When I am not grinding herbs for them, I spend my time storming around the keep, lost in thought. The castle is already so empty, with so many fallen to Elizabeth’s whip and knife, that the corridors fairly echo. Only the cornerstones of Elizabeth’s household, Master Aurel and Mistress Magda and their handpicked favorites, seem safe from her depredations. The rest of the lower-ranked servants would have long since run, were there anywhere to go. But the castle perches upon its jutting peak, the drop-offs on either side sheer enough to preclude escape by anything but the main road, and that remains guarded day and night by Elizabeth’s sentries. Whether or not they are loyal to her, they are certainly faithful to her coin; I know as much from the unfortunate laundress who attempted to flee a fortnight ago. Once she was dragged back, Elizabeth had her beheaded to discourage the rest from growing so bold.
But though I still cannot think of how to run without imperiling my kin, perhaps I can be of some littl
e good while I languish here.
The next time the wine peddler makes his visit to the kitchens, I approach him when he’s done bartering with Mistress Magda.
“May I speak with you?” I ask softly, laying my hand on his linen sleeve. “Just for a moment? There is coin in it for you.”
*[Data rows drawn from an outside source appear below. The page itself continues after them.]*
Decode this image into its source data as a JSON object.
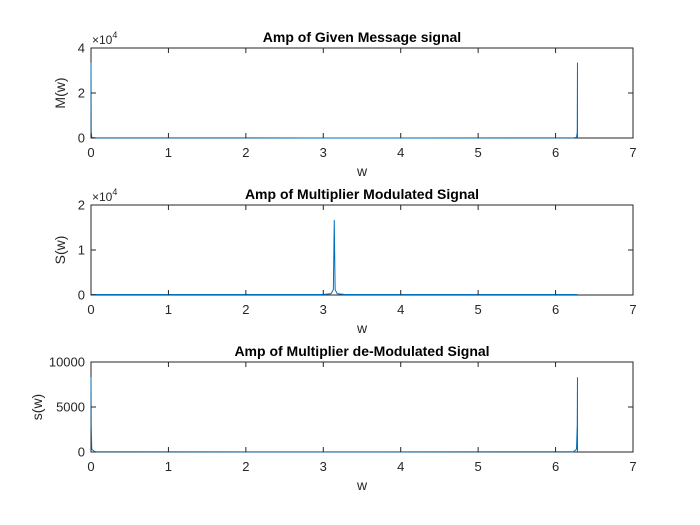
{
  "chart_data": [
    {
      "type": "line",
      "title": "Amp of Given Message signal",
      "xlabel": "w",
      "ylabel": "M(w)",
      "xlim": [
        0,
        7
      ],
      "ylim": [
        0,
        40000
      ],
      "xticks": [
        "0",
        "1",
        "2",
        "3",
        "4",
        "5",
        "6",
        "7"
      ],
      "yticks": [
        "0",
        "2",
        "4"
      ],
      "ytick_values": [
        0,
        20000,
        40000
      ],
      "multiplier": {
        "base": "×10",
        "exponent": "4"
      },
      "series": [
        {
          "color": "#0072BD",
          "x": [
            0,
            0.003,
            0.01,
            0.05,
            3.14,
            6.23,
            6.27,
            6.28,
            6.283,
            6.2832
          ],
          "y": [
            33500,
            2500,
            300,
            60,
            20,
            60,
            300,
            2500,
            33500,
            0
          ]
        }
      ]
    },
    {
      "type": "line",
      "title": "Amp of Multiplier Modulated Signal",
      "xlabel": "w",
      "ylabel": "S(w)",
      "xlim": [
        0,
        7
      ],
      "ylim": [
        0,
        20000
      ],
      "xticks": [
        "0",
        "1",
        "2",
        "3",
        "4",
        "5",
        "6",
        "7"
      ],
      "yticks": [
        "0",
        "1",
        "2"
      ],
      "ytick_values": [
        0,
        10000,
        20000
      ],
      "multiplier": {
        "base": "×10",
        "exponent": "4"
      },
      "series": [
        {
          "color": "#0072BD",
          "x": [
            0,
            0.05,
            3.0,
            3.1,
            3.13,
            3.1416,
            3.153,
            3.18,
            3.28,
            6.2832
          ],
          "y": [
            100,
            100,
            100,
            300,
            1200,
            16700,
            1200,
            300,
            100,
            100
          ]
        }
      ]
    },
    {
      "type": "line",
      "title": "Amp of Multiplier de-Modulated Signal",
      "xlabel": "w",
      "ylabel": "s(w)",
      "xlim": [
        0,
        7
      ],
      "ylim": [
        0,
        10000
      ],
      "xticks": [
        "0",
        "1",
        "2",
        "3",
        "4",
        "5",
        "6",
        "7"
      ],
      "yticks": [
        "0",
        "5000",
        "10000"
      ],
      "ytick_values": [
        0,
        5000,
        10000
      ],
      "multiplier": null,
      "series": [
        {
          "color": "#0072BD",
          "x": [
            0,
            0.003,
            0.01,
            0.05,
            3.14,
            6.23,
            6.27,
            6.28,
            6.283,
            6.2832
          ],
          "y": [
            8300,
            3000,
            300,
            30,
            10,
            30,
            300,
            3000,
            8300,
            0
          ]
        }
      ]
    }
  ]
}
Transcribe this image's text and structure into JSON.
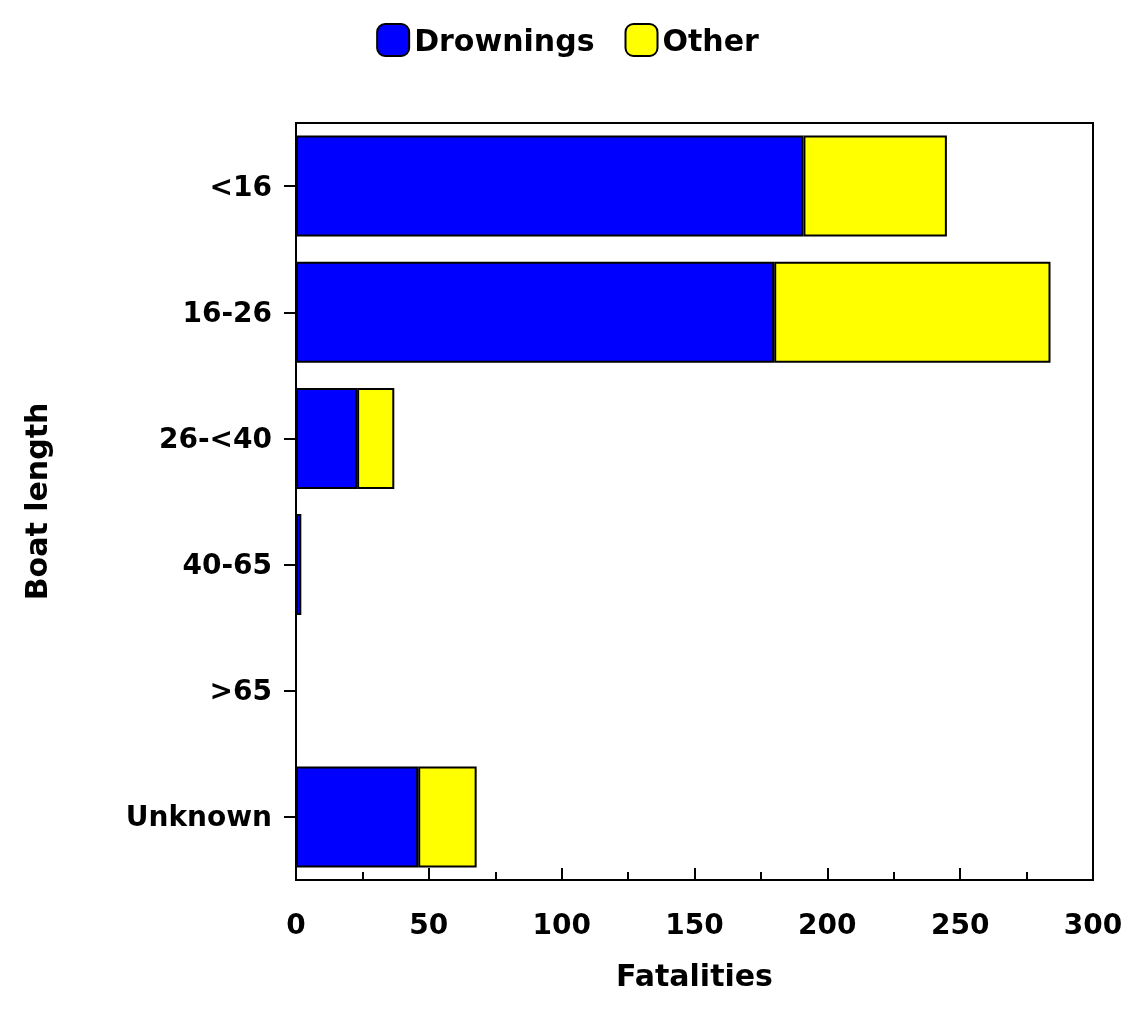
{
  "chart_data": {
    "type": "bar",
    "orientation": "horizontal",
    "stacked": true,
    "xlabel": "Fatalities",
    "ylabel": "Boat length",
    "categories": [
      "<16",
      "16-26",
      "26-<40",
      "40-65",
      ">65",
      "Unknown"
    ],
    "series": [
      {
        "name": "Drownings",
        "color": "#0000ff",
        "values": [
          191,
          180,
          23,
          2,
          0,
          46
        ]
      },
      {
        "name": "Other",
        "color": "#ffff00",
        "values": [
          54,
          104,
          14,
          0,
          0,
          22
        ]
      }
    ],
    "xlim": [
      0,
      300
    ],
    "xticks": [
      0,
      50,
      100,
      150,
      200,
      250,
      300
    ],
    "grid": false,
    "legend": "top"
  }
}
“Certainly, mistress,” he replies, casting me a wary look. I still wear one of the finer gowns Elizabeth commissioned for me, after gleefully disposing of my simple smocks. Though I’m sure he has noticed the eerie silence of the keep, I look like someone of consequence. Someone he cannot easily brush off. “What can I do for you?”
I take him by the elbow and guide him to an alcove off the kitchens. “Do you know Peter Erdelyi of Sarvar?” I ask, my insides clenched tight with hope and impatience. “Son of Adorjan Erdelyi, the vintner?”
“Why, of course I do!” he says, his amiable face splitting into a grin. “Salt of the earth, is Adorjan, and could tease wine from water like the good lord’s son himself, beg pardon for the blasphemy. His son’s a fine, steady lad, too. Who are they to you?”
“Peter and I are fast friends, reared together. And if you hold him and his father in esteem, I would ask that you do something for me. A paid favor.” My voice quavers when I speak, trembling with held tears. “Please—it’s very important. I—I can give you good coin to see the task through.”
The man’s kind, brown gaze shifts between my eyes, heavy with such sympathy and warmth that my knees nearly buckle to see it. It feels an ashen eternity since I have seen a friendly face.